John Chard
August 10, 20167.0
Lubby-Dubby
The African jungle, and Lady Bagley is part of an expedition to hopefully find her long lost son who disappeared years before, along with her thought to be dead husband. However this is no ordinary trip, Professor Tinkle is searching for the rare Oozalum bird and expedition leader William Boosey well and truly lives up to his surname. Not only are there problems in the camp, outside is numerous other dangers. Wild beasts, wild men and tribes unheard of by human ears before.
1970 saw the Carry On team begin the decade with one of the better offerings in the franchise. Boosted by the returning Frankie Howerd and Terry Scott to join Messrs James, Hawtrey, Sims, Connor and Bresslaw, Carry On Up The Jungle sticks close to the cheeky formula that had worked in the better series entries previously (think Carry On Up The Kyber from 1968). Originally intended to be called Carry On Tarzan (the idea was scrapped for legal reasons), "Jungle" plonks a load of British odd balls in the jungle and invite us to observe how they cope. Which of course we know is not going to be very well at all. Terry Scott steals the film as a blundering Tarzan type (a role apparently turned down by Jim Dale), whilst Howerd and James get maximum humour from their polar opposite characters.
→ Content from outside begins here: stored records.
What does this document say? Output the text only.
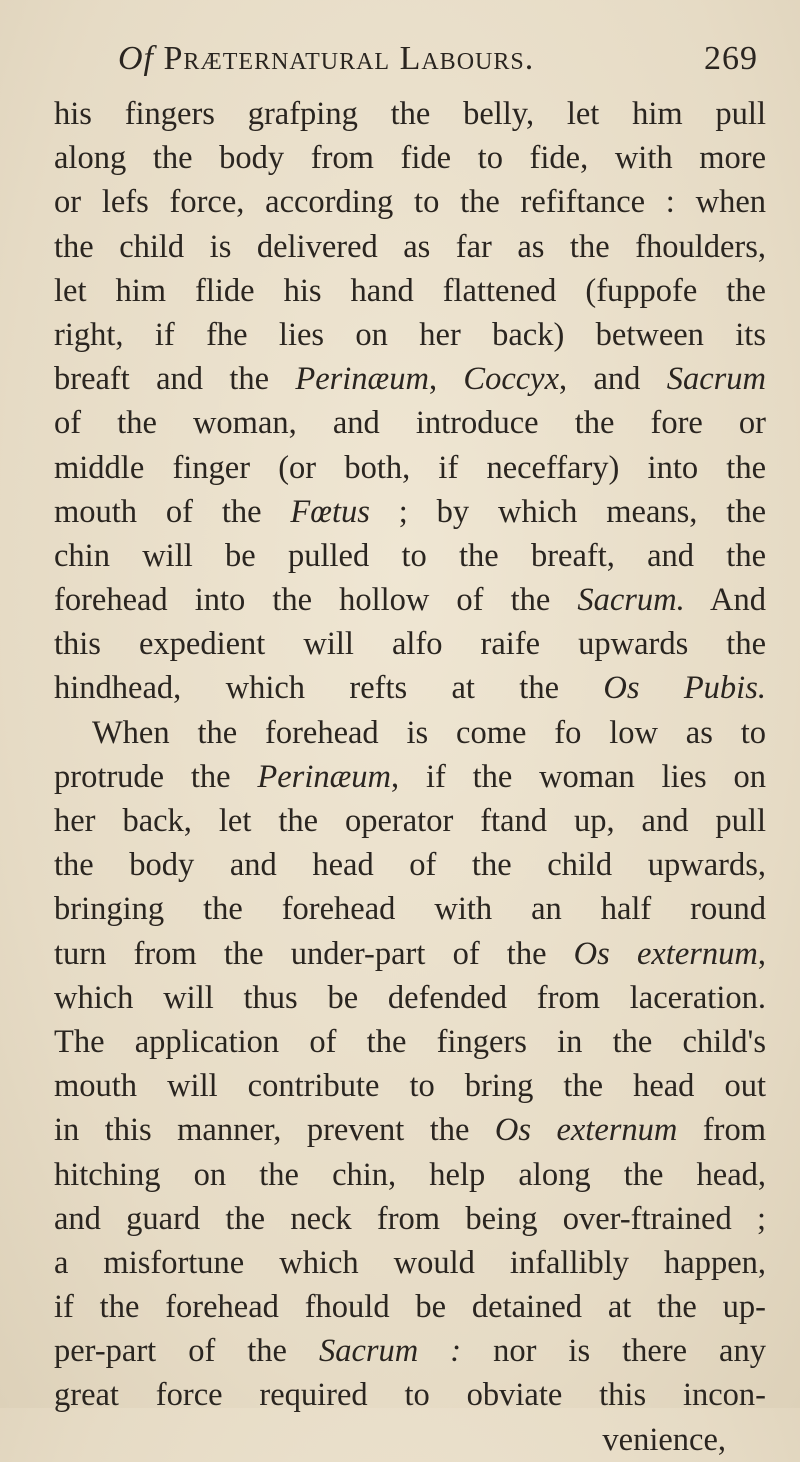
Of Præternatural Labours.	269
his fingers grafping the belly, let him pull
along the body from fide to fide, with more
or lefs force, according to the refiftance : when
the child is delivered as far as the fhoulders,
let him flide his hand flattened (fuppofe the
right, if fhe lies on her back) between its
breaft and the Perinæum, Coccyx, and Sacrum
of the woman, and introduce the fore or
middle finger (or both, if neceffary) into the
mouth of the Fœtus ; by which means, the
chin will be pulled to the breaft, and the
forehead into the hollow of the Sacrum. And
this expedient will alfo raife upwards the
hindhead, which refts at the Os Pubis.
When the forehead is come fo low as to
protrude the Perinæum, if the woman lies on
her back, let the operator ftand up, and pull
the body and head of the child upwards,
bringing the forehead with an half round
turn from the under-part of the Os externum,
which will thus be defended from laceration.
The application of the fingers in the child's
mouth will contribute to bring the head out
in this manner, prevent the Os externum from
hitching on the chin, help along the head,
and guard the neck from being over-ftrained ;
a misfortune which would infallibly happen,
if the forehead fhould be detained at the up-
per-part of the Sacrum : nor is there any
great force required to obviate this incon-
venience,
With a simple plot and carrying the series innuendo trademarks on its snake bitten … ahem, Carry On Up the Jungle is a charmingly funny series entry. 7/10
"Carry on Tarzan" or "Carry on Solomon doesn't mind"? I was never a fan of Frankie Howerd's rather unsubtle form of humour, and I found that when he appeared in these, he tended to upstage the rather gentler (though just as seedy) humour that emanated from Messrs. James, Hawtrey et al. This time around, the diamond wearing Joan Sims' "Lady Bagley" is mounting a jungle expedition to see if her long-lost baby really ended up in the belly of a crocodile alongside her husband. Meantime, a loincloth clad Terry Scott is marauding the jungle swinging from tree to tree... Might he be the one? Might she still want to know if he is? This isn't really very good. Howerd dominates with his birdwatching "Prof. Tinkle" and he rather subsumes James's dipso expedition leader "Boosey", Sims and a rather daft performance from Hawtrey's "Tonka" (trucks not chocolate?). Bernard Bresslaw is quite entertaining as their local guide "Upsidaisi" and the dialogue is the usual fayre of rhyming slang and nudge, nudge, wink, wink.... It struggles to sustain it's initial momentum, I felt, and relied too much on a star that I just didn't rate, so sorry - not that great.